Balkinization  

Friday, April 26, 2013

Berger on Civil Religion in Boston

Andrew Koppelman



The great sociologist Peter Berger has posted a provocative reflection on the interfaith services that took place in Boston after the bombings.  Those services, he observes, were carefully tailored by the clergy who spoke there to avoid any specific religious content – even though only by reference to that content could they respond to the most pressing question of the day, “How could God have allowed this to happen?”

Berger observes:

“This is a very distinctive American version of the separation of church and state, a quite strict legal separation, yet with diverse religious groups noisily present in public life. I think that, by and large, this has been a very successful arrangement. It presupposes that a religious group, when it enters public space, must translate its commentaries into terms that can be understood and debated by all citizens, most of whom will not be members of the particular group. Put differently, if one wants to persuade fellow-citizens in public space, one must employ a secular discourse.

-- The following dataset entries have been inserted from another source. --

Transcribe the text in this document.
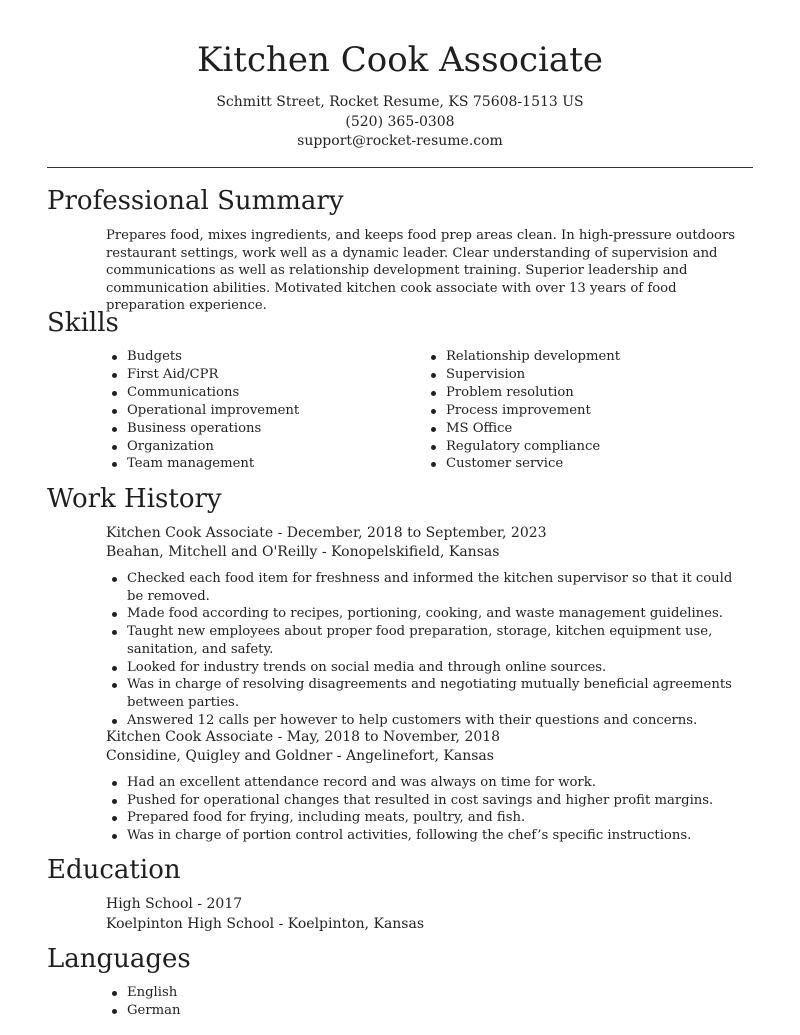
Kitchen Cook Associate
Schmitt Street, Rocket Resume, KS 75608-1513 US
(520) 365-0308
support@rocket-resume.com
Professional Summary

Prepares food, mixes ingredients, and keeps food prep areas clean. In high-pressure outdoors restaurant settings, work well as a dynamic leader. Clear understanding of supervision and communications as well as relationship development training. Superior leadership and communication abilities. Motivated kitchen cook associate with over 13 years of food preparation experience.

Skills
Budgets
First Aid/CPR
Communications
Operational improvement
Business operations
Organization
Team management
Relationship development
Supervision
Problem resolution
Process improvement
MS Office
Regulatory compliance
Customer service
Work History
Kitchen Cook Associate - December, 2018 to September, 2023
Beahan, Mitchell and O'Reilly - Konopelskifield, Kansas
Checked each food item for freshness and informed the kitchen supervisor so that it could be removed.
Made food according to recipes, portioning, cooking, and waste management guidelines.
Taught new employees about proper food preparation, storage, kitchen equipment use, sanitation, and safety.
Looked for industry trends on social media and through online sources.
Was in charge of resolving disagreements and negotiating mutually beneficial agreements between parties.
Answered 12 calls per however to help customers with their questions and concerns.
Kitchen Cook Associate - May, 2018 to November, 2018
Considine, Quigley and Goldner - Angelinefort, Kansas
Had an excellent attendance record and was always on time for work.
Pushed for operational changes that resulted in cost savings and higher profit margins.
Prepared food for frying, including meats, poultry, and fish.
Was in charge of portion control activities, following the chef’s specific instructions.
Education
High School - 2017
Koelpinton High School - Koelpinton, Kansas
Languages
English
German
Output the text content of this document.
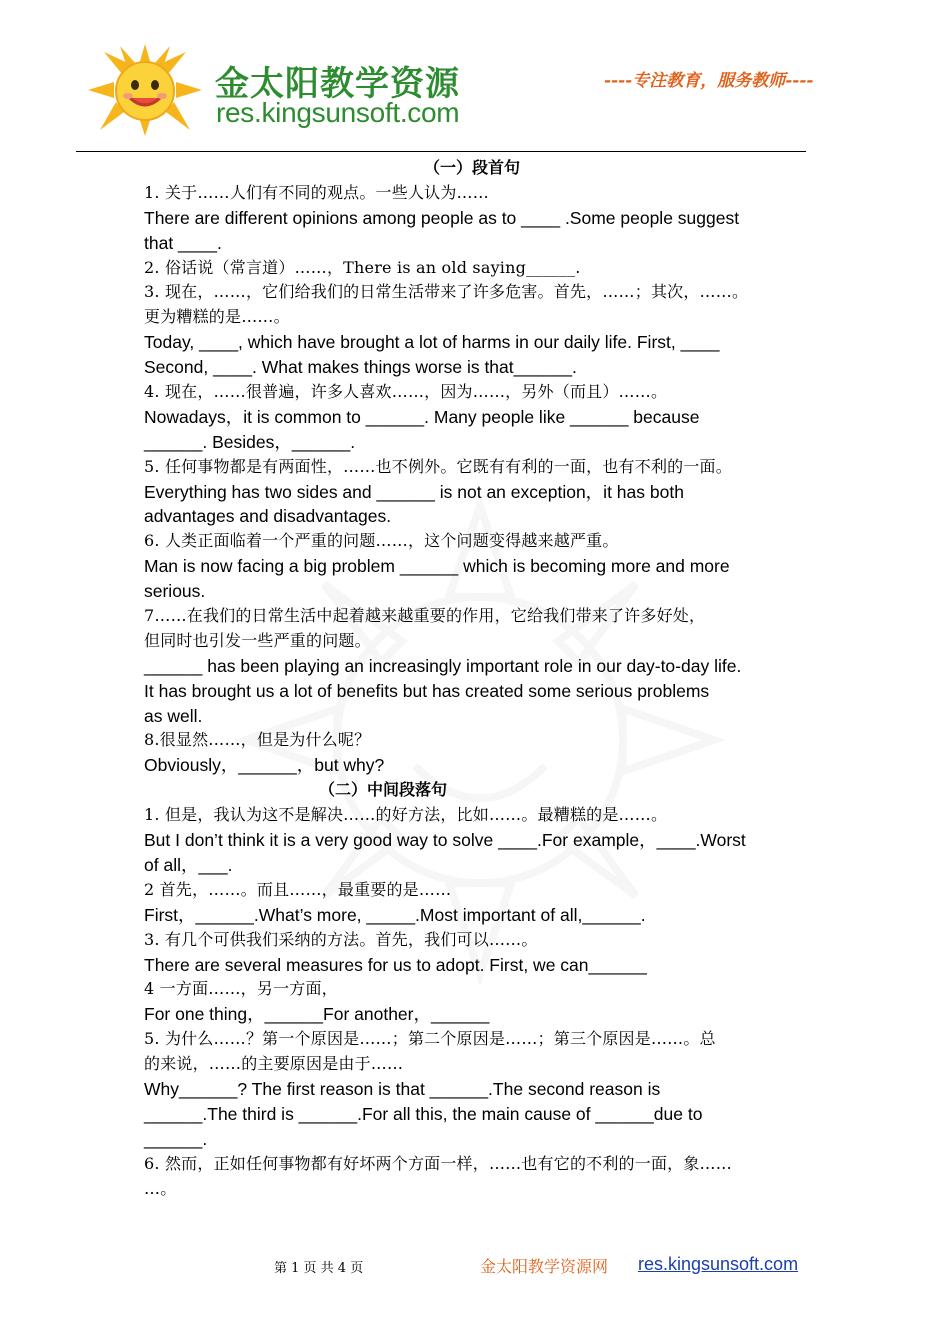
金太阳教学资源
res.kingsunsoft.com
----专注教育，服务教师----
（一）段首句
1. 关于……人们有不同的观点。一些人认为……
There are different opinions among people as to ____ .Some people suggest
that ____.
2. 俗话说（常言道）……，There is an old saying______.
3. 现在，……，它们给我们的日常生活带来了许多危害。首先，……；其次，……。
更为糟糕的是……。
Today, ____, which have brought a lot of harms in our daily life. First, ____
Second, ____. What makes things worse is that______.
4. 现在，……很普遍，许多人喜欢……，因为……，另外（而且）……。
Nowadays，it is common to ______. Many people like ______ because
______. Besides，______.
5. 任何事物都是有两面性，……也不例外。它既有有利的一面，也有不利的一面。
Everything has two sides and ______ is not an exception，it has both
advantages and disadvantages.
6. 人类正面临着一个严重的问题……，这个问题变得越来越严重。
Man is now facing a big problem ______ which is becoming more and more
serious.
7……在我们的日常生活中起着越来越重要的作用，它给我们带来了许多好处，
但同时也引发一些严重的问题。
______ has been playing an increasingly important role in our day-to-day life.
It has brought us a lot of benefits but has created some serious problems
as well.
8.很显然……，但是为什么呢？
Obviously，______，but why?
（二）中间段落句
1. 但是，我认为这不是解决……的好方法，比如……。最糟糕的是……。
But I don’t think it is a very good way to solve ____.For example，____.Worst
of all，___.
2 首先，……。而且……，最重要的是……
First，______.What’s more, _____.Most important of all,______.
3. 有几个可供我们采纳的方法。首先，我们可以……。
There are several measures for us to adopt. First, we can______
4 一方面……，另一方面，
For one thing，______For another，______
5. 为什么……？第一个原因是……；第二个原因是……；第三个原因是……。总
的来说，……的主要原因是由于……
Why______? The first reason is that ______.The second reason is
______.The third is ______.For all this, the main cause of ______due to
______.
6. 然而，正如任何事物都有好坏两个方面一样，……也有它的不利的一面，象……
…。
第 1 页 共 4 页	金太阳教学资源网 res.kingsunsoft.com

That discourse does have a moral foundation, the value system of the “American Creed”. Adherents of this or that specific faith may find these values more vague, even superficial, than the ones derived directly from faith, and they themselves may understand their allegiance to the Creed in terms specific to their faith. Thus the secular discourse of the public space coexists with the plurality of specific (if you will, “sectarian”) religious discourses.”


What’s fascinating about this particular variety of secularism is that the religious groups participated precisely because they were religious:  the service avoids matters of theological disagreement, but nonetheless the churches function as official mourners for the nation.  They were invited; the Harvard Philosophy Department was not, and neither were any of the many other institutions of civil society.

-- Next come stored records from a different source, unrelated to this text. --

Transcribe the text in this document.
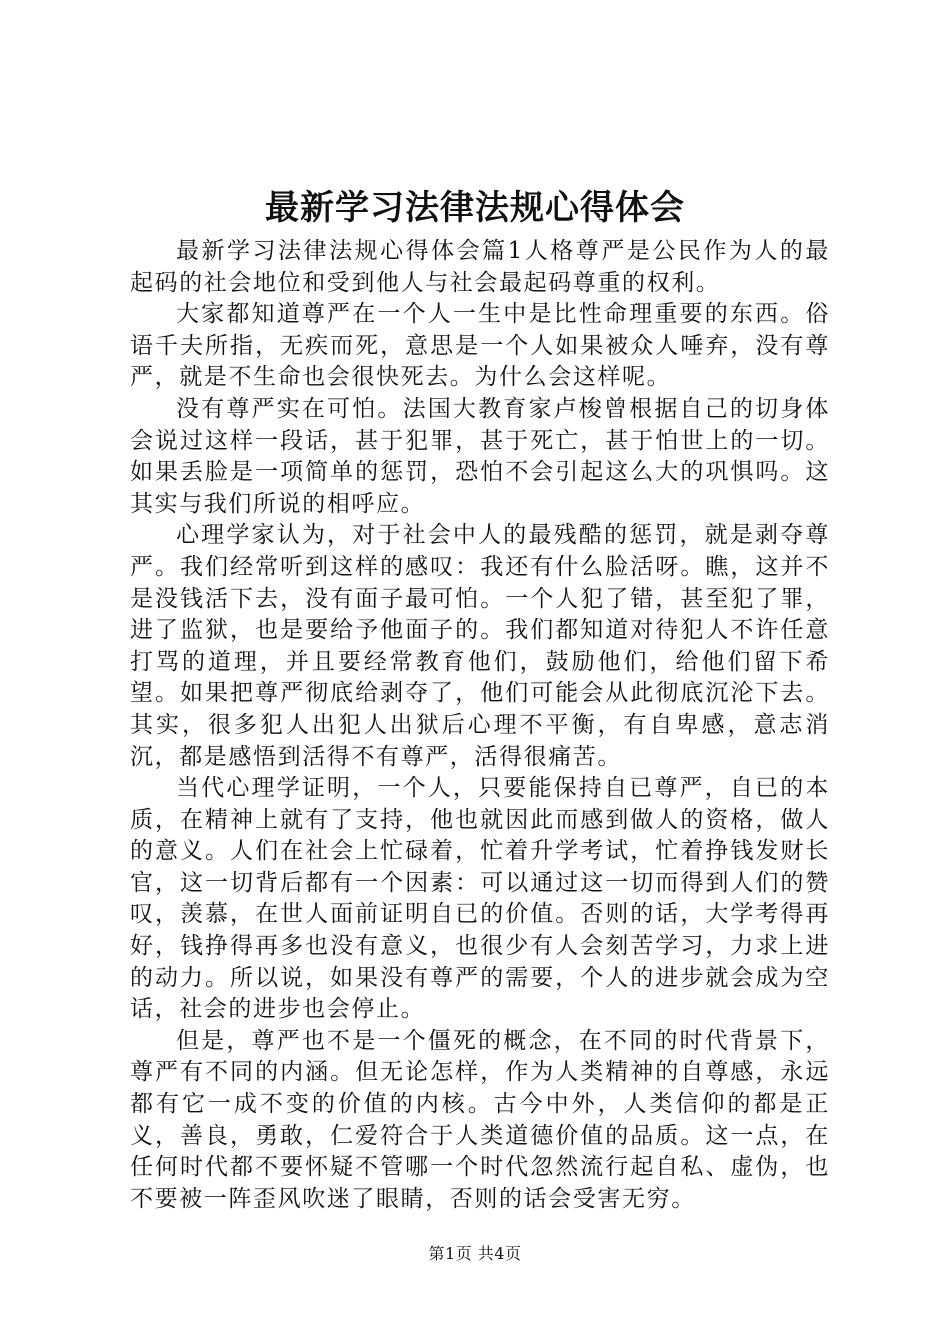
最新学习法律法规心得体会

最新学习法律法规心得体会篇1人格尊严是公民作为人的最起码的社会地位和受到他人与社会最起码尊重的权利。

大家都知道尊严在一个人一生中是比性命理重要的东西。俗语千夫所指，无疾而死，意思是一个人如果被众人唾弃，没有尊严，就是不生命也会很快死去。为什么会这样呢。

没有尊严实在可怕。法国大教育家卢梭曾根据自己的切身体会说过这样一段话，甚于犯罪，甚于死亡，甚于怕世上的一切。如果丢脸是一项简单的惩罚，恐怕不会引起这么大的巩惧吗。这其实与我们所说的相呼应。

心理学家认为，对于社会中人的最残酷的惩罚，就是剥夺尊严。我们经常听到这样的感叹：我还有什么脸活呀。瞧，这并不是没钱活下去，没有面子最可怕。一个人犯了错，甚至犯了罪，进了监狱，也是要给予他面子的。我们都知道对待犯人不许任意打骂的道理，并且要经常教育他们，鼓励他们，给他们留下希望。如果把尊严彻底给剥夺了，他们可能会从此彻底沉沦下去。其实，很多犯人出犯人出狱后心理不平衡，有自卑感，意志消沉，都是感悟到活得不有尊严，活得很痛苦。

当代心理学证明，一个人，只要能保持自已尊严，自已的本质，在精神上就有了支持，他也就因此而感到做人的资格，做人的意义。人们在社会上忙碌着，忙着升学考试，忙着挣钱发财长官，这一切背后都有一个因素：可以通过这一切而得到人们的赞叹，羡慕，在世人面前证明自已的价值。否则的话，大学考得再好，钱挣得再多也没有意义，也很少有人会刻苦学习，力求上进的动力。所以说，如果没有尊严的需要，个人的进步就会成为空话，社会的进步也会停止。

但是，尊严也不是一个僵死的概念，在不同的时代背景下，尊严有不同的内涵。但无论怎样，作为人类精神的自尊感，永远都有它一成不变的价值的内核。古今中外，人类信仰的都是正义，善良，勇敢，仁爱符合于人类道德价值的品质。这一点，在任何时代都不要怀疑不管哪一个时代忽然流行起自私、虚伪，也不要被一阵歪风吹迷了眼睛，否则的话会受害无穷。

第1页 共4页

Marc DiGirolami worries about Berger’s formulation, “which reminds me a little bit of Rawls's proviso.  It may be more accurate to say that the specific religious discourses not only coexist with the civil religion, but themselves also somehow constitute it.”  DiGirolami doesn’t want to purge those specific discourses from the public sphere.  But what’s peculiar about the American practice is that they are simultaneously in and out of it:  their specific theological differences are integral to their identities, but they are expected not to discuss them in this context. What happened in Boston wasn’t Rawlsian, because the operative category isn’t “comprehensive view,” but “religion.” The clergy avoided discussing theological niceties, but their function was specifically religious.

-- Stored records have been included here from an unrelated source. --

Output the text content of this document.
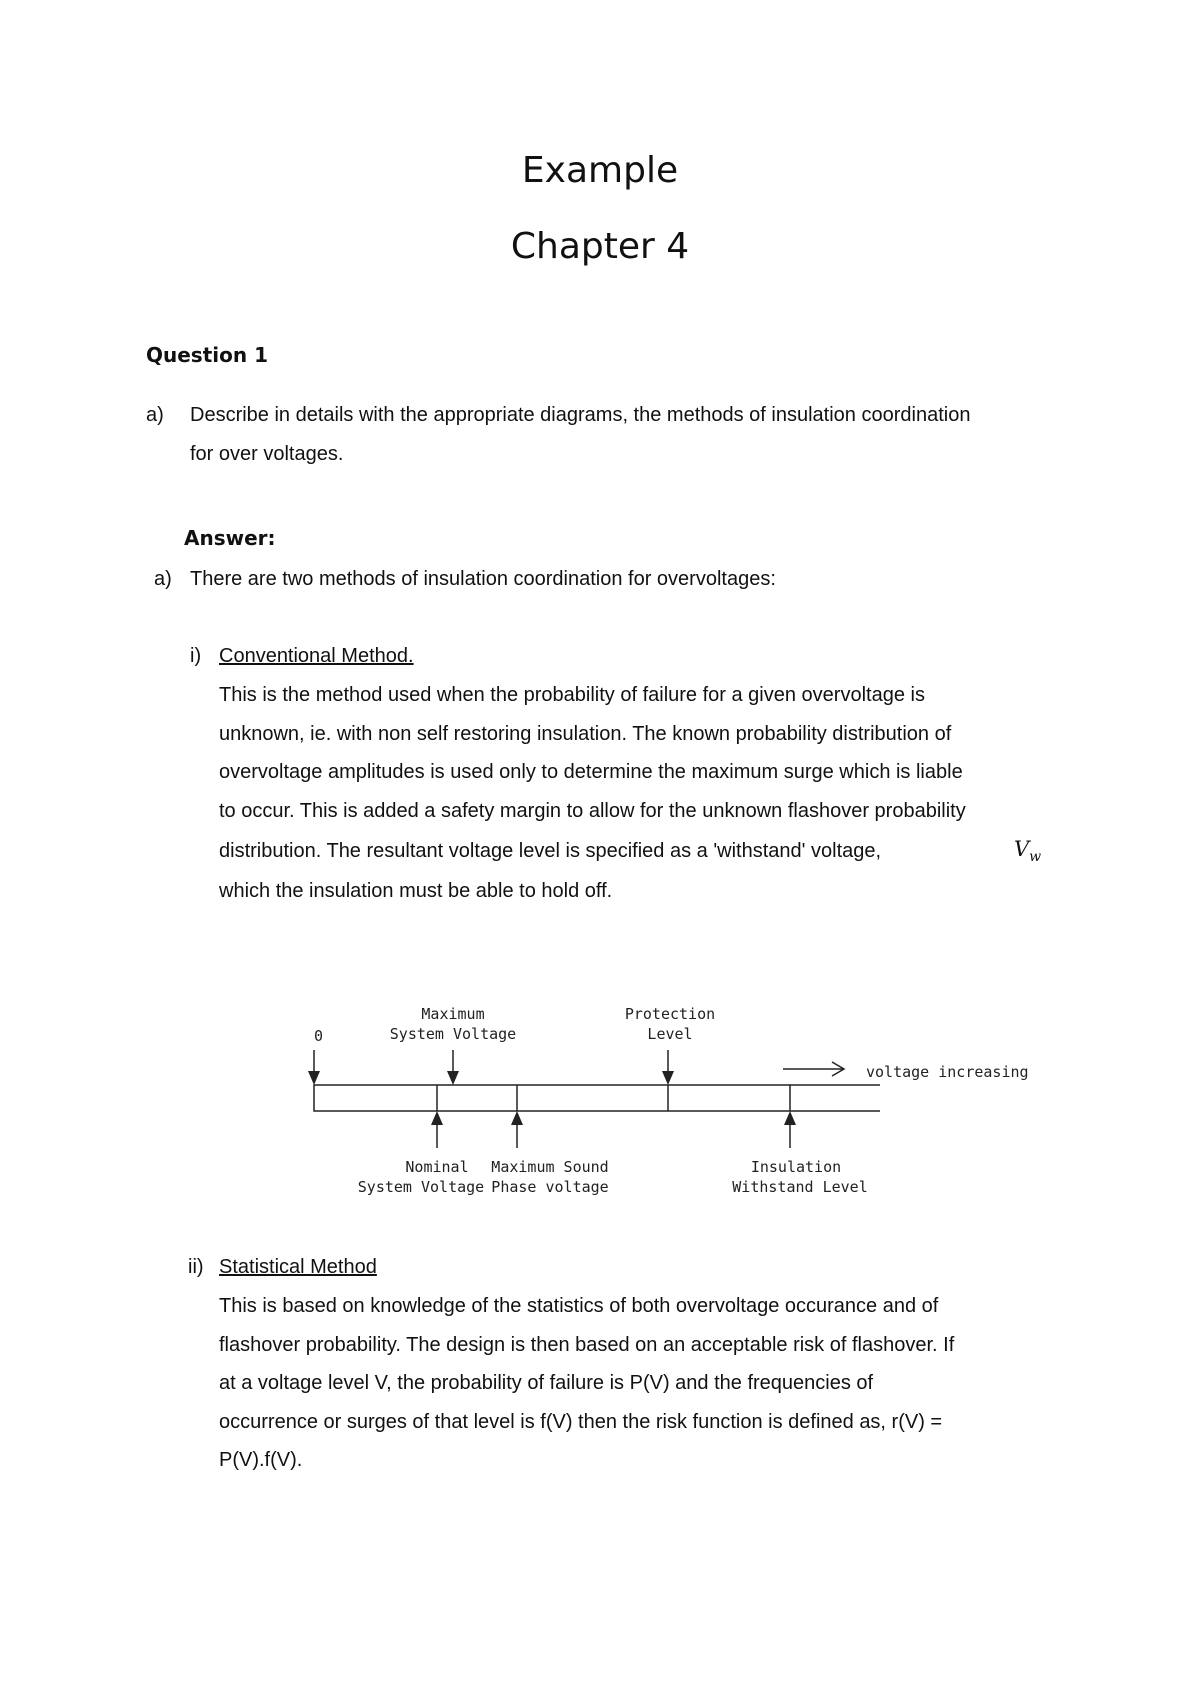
Example
Chapter 4
Question 1
a) Describe in details with the appropriate diagrams, the methods of insulation coordination
for over voltages.
Answer:
a) There are two methods of insulation coordination for overvoltages:
i) Conventional Method.
This is the method used when the probability of failure for a given overvoltage is
unknown, ie. with non self restoring insulation. The known probability distribution of
overvoltage amplitudes is used only to determine the maximum surge which is liable
to occur. This is added a safety margin to allow for the unknown flashover probability
distribution. The resultant voltage level is specified as a 'withstand' voltage,	$V_w$
which the insulation must be able to hold off.
0
Maximum
System Voltage
Protection
Level
voltage increasing
Nominal
System Voltage
Maximum Sound
Phase voltage
Insulation
Withstand Level
ii) Statistical Method
This is based on knowledge of the statistics of both overvoltage occurance and of
flashover probability. The design is then based on an acceptable risk of flashover. If
at a voltage level V, the probability of failure is P(V) and the frequencies of
occurrence or surges of that level is f(V) then the risk function is defined as, r(V) =
P(V).f(V).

All of this I take to be further confirmation of my description of American law in action in my new book, Defending American Religious Neutrality.  American law treats religion as a good thing, but insists that the state take no position on any controversial theological question.  What Berger shows is that religious speakers understand and respect that constraint when they are acting in a quasi-official capacity.  We can and doubtless will continue to argue about whether American norms about public religion are appropriate.  Those arguments should be based on an accurate description of those norms – in this case, of the peculiarly religion-friendly character of American secularism.  We keep bumping into evidence of that character, so it is puzzling that it is so little understood.